Reading this New York Times story on young gay men getting married got me thinking again about this whole topic of marriage.
The thing that really struck me is not so much how these guys’ experience sounds so gay, it’s just that they seem so young and naive, and they go through the same things young couples in general go through. They don’t know how to manage their own money, much less how to do it together. Some of them still live with their parents. Some of them think that just because they love each other so much it’s all going to work out.
I drove myself a little nuts trying to compare my own situation. It’s not comparable. The boys and the girls exist in different dynamics. We’re in our 30s. We live in Minneapolis, MN.
What is the same is that lots of gay couples struggle with whether or not they want a wedding or some kind of celebration, and if so what that would look like. It’s hard to balance a knee-jerk opposition to anything resembling a traditional heterosexual wedding and the fact that we are socialized to aspire to that situation. I kind of don’t want to do it the “normal” way, but I do really want to get up in front of all the people I know and share with them how much I love this woman.
Did I mention that Missy and I decided we want to get married?

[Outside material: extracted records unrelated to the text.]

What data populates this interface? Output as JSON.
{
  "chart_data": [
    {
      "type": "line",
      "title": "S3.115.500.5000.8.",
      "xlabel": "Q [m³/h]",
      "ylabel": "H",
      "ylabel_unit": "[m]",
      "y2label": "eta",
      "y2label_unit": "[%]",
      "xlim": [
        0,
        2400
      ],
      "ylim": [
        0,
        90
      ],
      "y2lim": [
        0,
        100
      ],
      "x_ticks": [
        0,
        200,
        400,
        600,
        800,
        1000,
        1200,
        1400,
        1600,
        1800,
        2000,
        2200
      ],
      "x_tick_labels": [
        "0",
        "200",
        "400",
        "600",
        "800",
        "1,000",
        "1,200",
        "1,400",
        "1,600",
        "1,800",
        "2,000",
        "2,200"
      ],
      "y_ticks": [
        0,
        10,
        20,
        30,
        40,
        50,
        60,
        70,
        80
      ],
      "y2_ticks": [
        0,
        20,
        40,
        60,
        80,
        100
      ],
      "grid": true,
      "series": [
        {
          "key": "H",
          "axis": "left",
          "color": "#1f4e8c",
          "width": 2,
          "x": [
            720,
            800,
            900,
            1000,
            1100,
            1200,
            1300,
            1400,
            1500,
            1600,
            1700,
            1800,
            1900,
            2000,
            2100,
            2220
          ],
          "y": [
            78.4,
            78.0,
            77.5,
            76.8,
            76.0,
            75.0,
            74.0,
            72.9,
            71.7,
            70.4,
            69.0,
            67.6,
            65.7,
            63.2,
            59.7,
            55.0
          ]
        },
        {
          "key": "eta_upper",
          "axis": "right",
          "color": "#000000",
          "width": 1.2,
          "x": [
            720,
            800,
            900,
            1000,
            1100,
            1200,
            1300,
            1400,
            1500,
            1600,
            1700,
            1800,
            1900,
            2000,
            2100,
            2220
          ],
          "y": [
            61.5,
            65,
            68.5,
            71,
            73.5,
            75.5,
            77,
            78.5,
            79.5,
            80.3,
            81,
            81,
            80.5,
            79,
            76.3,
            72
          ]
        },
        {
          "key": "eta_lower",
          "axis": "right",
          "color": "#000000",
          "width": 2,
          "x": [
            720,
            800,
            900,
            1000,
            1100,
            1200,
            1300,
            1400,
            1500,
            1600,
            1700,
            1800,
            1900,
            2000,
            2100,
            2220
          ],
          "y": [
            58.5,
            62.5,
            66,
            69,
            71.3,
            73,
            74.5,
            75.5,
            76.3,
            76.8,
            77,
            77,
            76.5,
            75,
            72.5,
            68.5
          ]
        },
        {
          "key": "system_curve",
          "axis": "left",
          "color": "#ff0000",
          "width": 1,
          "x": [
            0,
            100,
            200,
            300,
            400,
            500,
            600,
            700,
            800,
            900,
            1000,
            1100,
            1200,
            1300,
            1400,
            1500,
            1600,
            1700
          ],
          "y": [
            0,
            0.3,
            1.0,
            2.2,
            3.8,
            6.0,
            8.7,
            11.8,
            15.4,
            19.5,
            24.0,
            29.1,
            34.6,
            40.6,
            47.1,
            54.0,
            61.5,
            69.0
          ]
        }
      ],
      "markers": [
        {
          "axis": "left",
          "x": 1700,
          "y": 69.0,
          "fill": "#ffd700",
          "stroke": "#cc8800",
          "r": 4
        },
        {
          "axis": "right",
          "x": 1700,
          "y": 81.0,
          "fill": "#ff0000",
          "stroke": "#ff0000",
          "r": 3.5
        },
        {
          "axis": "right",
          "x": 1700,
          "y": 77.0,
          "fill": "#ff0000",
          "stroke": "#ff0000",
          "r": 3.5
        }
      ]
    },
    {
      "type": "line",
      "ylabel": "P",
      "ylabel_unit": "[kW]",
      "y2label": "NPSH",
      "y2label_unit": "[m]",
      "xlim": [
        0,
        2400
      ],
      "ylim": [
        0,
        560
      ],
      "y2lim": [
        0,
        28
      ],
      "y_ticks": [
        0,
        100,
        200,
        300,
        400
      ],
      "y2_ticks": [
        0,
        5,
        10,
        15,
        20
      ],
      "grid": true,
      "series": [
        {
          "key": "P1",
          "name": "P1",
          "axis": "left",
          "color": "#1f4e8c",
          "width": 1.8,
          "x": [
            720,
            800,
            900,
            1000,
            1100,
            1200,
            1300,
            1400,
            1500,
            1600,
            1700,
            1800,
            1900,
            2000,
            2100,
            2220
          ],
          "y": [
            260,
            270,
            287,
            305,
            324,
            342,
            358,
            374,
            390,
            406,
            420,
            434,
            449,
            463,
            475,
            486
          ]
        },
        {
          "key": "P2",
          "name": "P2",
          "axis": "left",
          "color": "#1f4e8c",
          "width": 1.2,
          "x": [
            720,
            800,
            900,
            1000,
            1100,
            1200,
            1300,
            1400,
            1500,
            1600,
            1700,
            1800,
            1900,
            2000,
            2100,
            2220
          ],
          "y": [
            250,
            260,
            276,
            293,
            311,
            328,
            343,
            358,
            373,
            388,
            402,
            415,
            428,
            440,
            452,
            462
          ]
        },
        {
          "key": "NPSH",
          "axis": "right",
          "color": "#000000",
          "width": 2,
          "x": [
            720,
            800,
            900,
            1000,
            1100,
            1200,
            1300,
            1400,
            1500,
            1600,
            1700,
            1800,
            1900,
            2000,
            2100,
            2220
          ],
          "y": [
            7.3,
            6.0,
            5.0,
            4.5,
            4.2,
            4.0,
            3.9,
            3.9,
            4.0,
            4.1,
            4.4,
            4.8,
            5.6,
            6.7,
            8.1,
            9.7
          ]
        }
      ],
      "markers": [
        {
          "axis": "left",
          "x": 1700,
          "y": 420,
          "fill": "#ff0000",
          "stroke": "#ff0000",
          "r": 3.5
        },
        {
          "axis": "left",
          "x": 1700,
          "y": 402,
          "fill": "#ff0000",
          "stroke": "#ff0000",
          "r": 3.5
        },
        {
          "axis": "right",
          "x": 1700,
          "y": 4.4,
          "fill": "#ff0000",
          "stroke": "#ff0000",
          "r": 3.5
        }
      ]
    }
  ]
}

I don’t think I did. I don’t even remember now when that happened (she’s gonna have something to say about that). I just know that telling her that I was totally and completely in love with her and wanted to be with her for the rest of my life felt like such an inadequate way to express how I felt. The strongest words I could come up with were “I want you to marry me.” (And then I went back and actually asked.)
So we’re pretty settled that there will be a wedding, we just have no plans for one. I’m okay with that, but honestly I’m not 100% sure about it. It’s not at all because I’m not committed. I totally am. No question. And our day to day wouldn’t change. I’m just a little conflicted about the ceremony part.
It’s really hard to mentally separate the fact that the ceremony and the legal piece of paper aren’t actually linked. I’m “enh” on the wedding, but I do want to be married.